An education that allows children to experience and address these higher order problems, to be curious, creative and critical in their thinking is imperative in meeting the challenges of growing up in a world experiencing technological and social change. Victoria has recently become the first jurisdiction in the world to set targets for critical and creative thinking.[i] This could be seen as especially pertinent in light of the recent decline in PISA [Program for International Student Assessments] results for Australian school children.[ii]

 

[i] http://www.jamesmerlino.com.au/media-releases/world-first-education-target-for-victorian-students/

 

[ii] ‘PISA assesses the extent to which 15 year old students, near the end of their compulsory education, have acquired key knowledge and skills that are essential for full participation in modern societies’ [PISA 2015 Results (Volume II): Policies and Practices for Successful Schools, p. 25]

 

Below is a summary of the 6 levels of mathematical proficiency in PISA 2015

 

At Level 6 [669], students can conceptualise, generalise and utilise information based on their investigations and modelling of complex problem situations, and can use their knowledge in relatively non-standard contexts. They can link different information sources and representations and flexibly translate among them. Students at this level are capable of advanced mathematical thinking and reasoning. These students can apply this insight and understanding, along with a mastery of symbolic and formal mathematical operations and relationships, to develop new approaches and strategies for attacking novel situations. Students at this level can reflect on their actions, and can formulate and precisely communicate their actions and reflections regarding their findings, interpretations, arguments, and the appropriateness of these to the original situation.

 

At Level 5 [607], students can develop and work with models for complex situations, identifying constraints and specifying assumptions. They can select, compare and evaluate appropriate problem-solving strategies for dealing with complex problems related to these models. Students at this level can work strategically using broad, well- developed thinking and reasoning skills, appropriate linked representations, symbolic and formal characterisations, and insight pertaining to these situations. They begin to reflect on their work and can formulate and communicate their interpretations and reasoning.

 

At Level 4 [545], students can work effectively with explicit models for complex, concrete situations that may involve constraints or call for making assumptions.

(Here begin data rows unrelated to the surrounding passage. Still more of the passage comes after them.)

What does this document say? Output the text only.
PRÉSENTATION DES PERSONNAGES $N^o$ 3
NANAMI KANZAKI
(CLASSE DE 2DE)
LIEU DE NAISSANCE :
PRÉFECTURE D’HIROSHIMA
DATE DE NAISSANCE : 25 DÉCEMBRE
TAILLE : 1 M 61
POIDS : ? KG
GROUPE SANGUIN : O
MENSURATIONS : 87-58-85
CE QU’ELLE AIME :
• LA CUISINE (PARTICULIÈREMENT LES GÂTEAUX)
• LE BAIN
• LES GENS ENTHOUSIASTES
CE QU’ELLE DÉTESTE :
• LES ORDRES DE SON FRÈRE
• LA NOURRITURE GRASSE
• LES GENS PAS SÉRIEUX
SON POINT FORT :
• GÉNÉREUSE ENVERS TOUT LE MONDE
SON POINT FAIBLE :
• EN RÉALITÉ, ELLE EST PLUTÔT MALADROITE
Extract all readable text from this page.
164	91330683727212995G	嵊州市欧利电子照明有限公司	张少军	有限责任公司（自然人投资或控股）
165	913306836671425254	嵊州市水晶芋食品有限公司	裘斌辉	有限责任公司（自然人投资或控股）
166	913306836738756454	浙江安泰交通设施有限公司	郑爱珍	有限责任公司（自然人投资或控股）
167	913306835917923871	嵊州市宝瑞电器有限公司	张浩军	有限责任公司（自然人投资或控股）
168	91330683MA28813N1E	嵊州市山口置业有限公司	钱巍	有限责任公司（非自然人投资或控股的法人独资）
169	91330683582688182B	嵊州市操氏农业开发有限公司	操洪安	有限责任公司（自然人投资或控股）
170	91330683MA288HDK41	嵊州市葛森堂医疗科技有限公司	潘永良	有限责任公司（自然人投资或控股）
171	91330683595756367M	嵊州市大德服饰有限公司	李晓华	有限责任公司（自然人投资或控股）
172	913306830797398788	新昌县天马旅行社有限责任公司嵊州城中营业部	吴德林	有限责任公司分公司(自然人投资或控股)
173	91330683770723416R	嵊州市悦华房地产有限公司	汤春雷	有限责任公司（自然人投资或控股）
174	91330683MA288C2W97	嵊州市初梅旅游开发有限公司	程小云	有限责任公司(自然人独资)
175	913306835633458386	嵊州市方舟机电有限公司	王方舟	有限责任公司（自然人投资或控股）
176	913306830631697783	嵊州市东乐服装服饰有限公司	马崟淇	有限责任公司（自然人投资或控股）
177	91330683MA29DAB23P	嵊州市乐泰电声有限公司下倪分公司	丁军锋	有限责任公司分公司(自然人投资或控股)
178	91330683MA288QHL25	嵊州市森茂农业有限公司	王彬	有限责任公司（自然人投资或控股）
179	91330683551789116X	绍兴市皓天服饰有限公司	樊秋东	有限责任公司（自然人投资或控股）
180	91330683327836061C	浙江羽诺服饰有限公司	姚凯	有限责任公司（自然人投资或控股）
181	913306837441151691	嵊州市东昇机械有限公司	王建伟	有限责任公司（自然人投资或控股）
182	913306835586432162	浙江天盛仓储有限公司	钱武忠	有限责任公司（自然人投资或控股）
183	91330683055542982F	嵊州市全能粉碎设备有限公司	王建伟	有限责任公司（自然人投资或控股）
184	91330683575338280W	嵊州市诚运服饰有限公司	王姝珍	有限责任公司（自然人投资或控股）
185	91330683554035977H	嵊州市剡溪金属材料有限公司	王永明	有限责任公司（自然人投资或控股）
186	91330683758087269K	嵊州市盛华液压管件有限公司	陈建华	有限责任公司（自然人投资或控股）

They can select and integrate different representations, including symbolic, linking them directly to aspects of real-world situations. Students at this level can utilise their limited range of skills and can reason with some insight, in straightforward contexts. They can construct and communicate explanations and arguments based on their interpretations, arguments and actions.

 

At Level 3 [482], students can execute clearly described procedures, including those that require sequential decisions. Their interpretations are sufficiently sound to be a base for building a simple model or for selecting and applying simple problem-solving strategies. Students at this level can interpret and use representations based on different information sources and reason directly from them. They typically show some ability to handle percentages, fractions and decimal numbers, and to work with proportional relationships. Their solutions reflect that they have engaged in basic interpretation and reasoning.

 

At Level 2 [420], students can interpret and recognise situations in contexts that require no more than direct inference. They can extract relevant information from a single source and make use of a single representational mode. Students at this level can employ basic algorithms, formulae, procedures or conventions to solve problems involving whole numbers. They are capable of making literal interpretations of the results.

 

At Level 1 [358], students can answer questions involving familiar contexts where all relevant information is present and the questions are clearly defined. They are able to identify information and to carry out routine procedures according to direct instructions in explicit situations. They can perform actions that are almost always obvious and follow immediately from the given stimuli.

 

PISA results for Australian school children declined from 504 in 2012 to 494 in 2015.